Это зрелище, можно сказать, меня доконало. В глазах у меня помутилось, полицейский участок улетучился из поля моего зрения. Я подумал, что сейчас упаду в обморок, но, к моему удивлению, этого не произошло — я остался стоять на ногах.

Фрэнк казался мне великаном. Я был уверен, что сейчас он навалится на меня, расплющит в лепешку и эту лепешку потом с удовольствием съест. Я почувствовал себя многократно уменьшенным, как миниатюрная модель автомобиля.

— Кенжи, ты чего здесь делаешь? — спросил Фрэнк.

Он сказал это совсем негромко, но меня чуть не снесло звуковой волной. Наверное, он все-таки был в лав-отеле с этой латиноамериканкой.

По улице проехала первая за это время машина. Свет ее фар на мгновение осветил лицо Фрэнка, который как раз открыл рот, чтобы что-то сказать. В глубине его рта металлически блеснула какая-то штуковина.

— Почему ты не пошел в полицию? — спросил Фрэнк и начал перекатывать языком это нечто, находящееся у него во рту.

— Ты жвачку, что ли, жуешь? — поинтересовался я и сам себе удивился. Зачем было это спрашивать? Я же не ответил на его вопрос, хотя нельзя сказать, чтобы я его полностью проигнорировал. Просто взял и брякнул первое, что пришло в голову. Это даже общением не назовешь. Я, похоже, был не в том состоянии, чтобы общаться. Моя речь была скорее рефлекторной реакцией — все равно, что отдернуть руку от горячей сковородки. Вот я и среагировал на блестящую штуковину у Фрэнка во рту и просто спросил у него, что он там жует.

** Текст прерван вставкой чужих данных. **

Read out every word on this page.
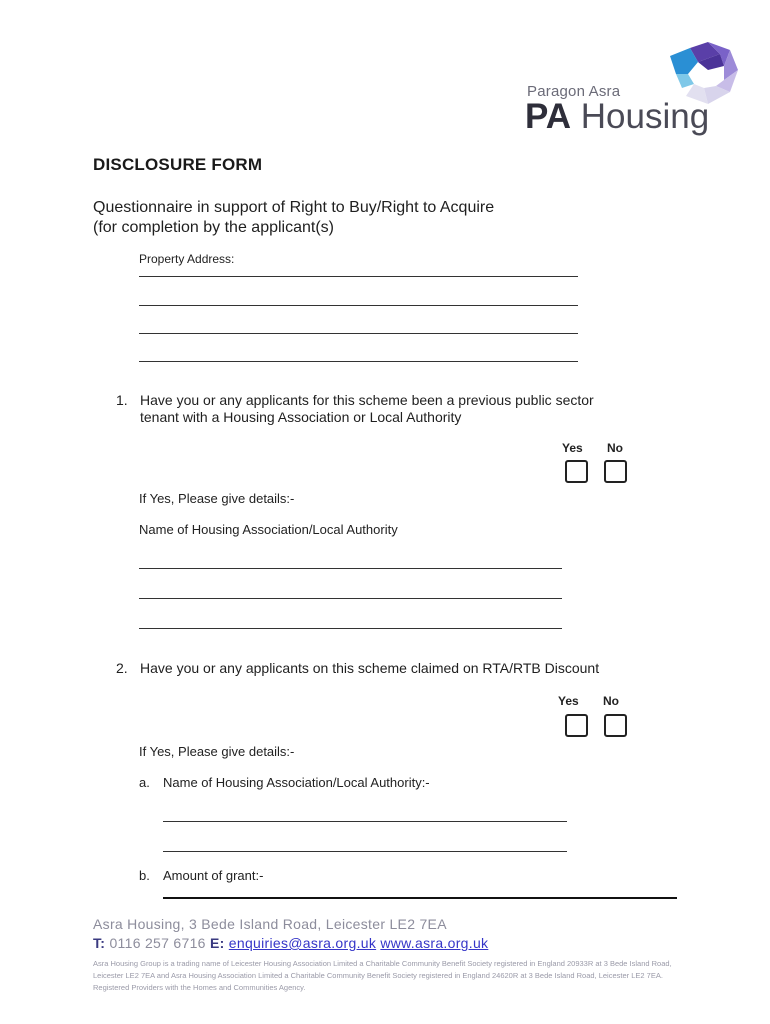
Paragon Asra
PA Housing
DISCLOSURE FORM
Questionnaire in support of Right to Buy/Right to Acquire
(for completion by the applicant(s)
Property Address:
1. Have you or any applicants for this scheme been a previous public sector
tenant with a Housing Association or Local Authority
Yes No
If Yes, Please give details:-
Name of Housing Association/Local Authority
2. Have you or any applicants on this scheme claimed on RTA/RTB Discount
Yes No
If Yes, Please give details:-
a. Name of Housing Association/Local Authority:-
b. Amount of grant:-
Asra Housing, 3 Bede Island Road, Leicester LE2 7EA
T: 0116 257 6716 E: enquiries@asra.org.uk www.asra.org.uk
Asra Housing Group is a trading name of Leicester Housing Association Limited a Charitable Community Benefit Society registered in England 20933R at 3 Bede Island Road, Leicester LE2 7EA and Asra Housing Association Limited a Charitable Community Benefit Society registered in England 24620R at 3 Bede Island Road, Leicester LE2 7EA. Registered Providers with the Homes and Communities Agency.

— Аа… это, что ли? — протянул Фрэнк, будто вспомнил что-то очень важное, и, достав штуковину изо рта, показал ее мне. Это было кольцо из слоновой кости или чего-то похожего, сделанное в виде змеи, заглатывающей солнце. — Это подарок от моей новой знакомой. Она из Перу и немного говорит по-английски. Рассказала мне, что эту штуку, из которой сделано кольцо, добывают в море. У того побережья, где раньше жили индейцы инка. Как же это называется? Известковые губки, кажется. У них скелет из извести сделан, у этих губок. Обломки их скелетов собирают, специальным образом обрабатывают и делают из них украшения. Когда такую штуку лижешь, она во рту растворяется. А ты знаешь, сколько в ней кальция? Какое-то безумное количество! Между прочим, майя, ацтеки и тольтеки были каннибалами именно потому, что им не хватало кальция. А вот инка — все думают, что они не пожирали людей, потому что у них были ламы и гвинейские свиньи, но это полная чепуха. Ламы здесь ни при чем. Просто инка получали весь необходимый им кальций из известковых губок. Кенжи, ты вообще в курсе, что кальций помогает человеку расслабиться и восстановить эмоциональный баланс? Когда эта женщина мне сказала: «Возьми, это тебе пригодится», я сразу почувствовал, что вот она-то меня понимает. С ее стороны было очень мило подарить мне это колечко. Теперь я с его помощью наконец-то обрету покой.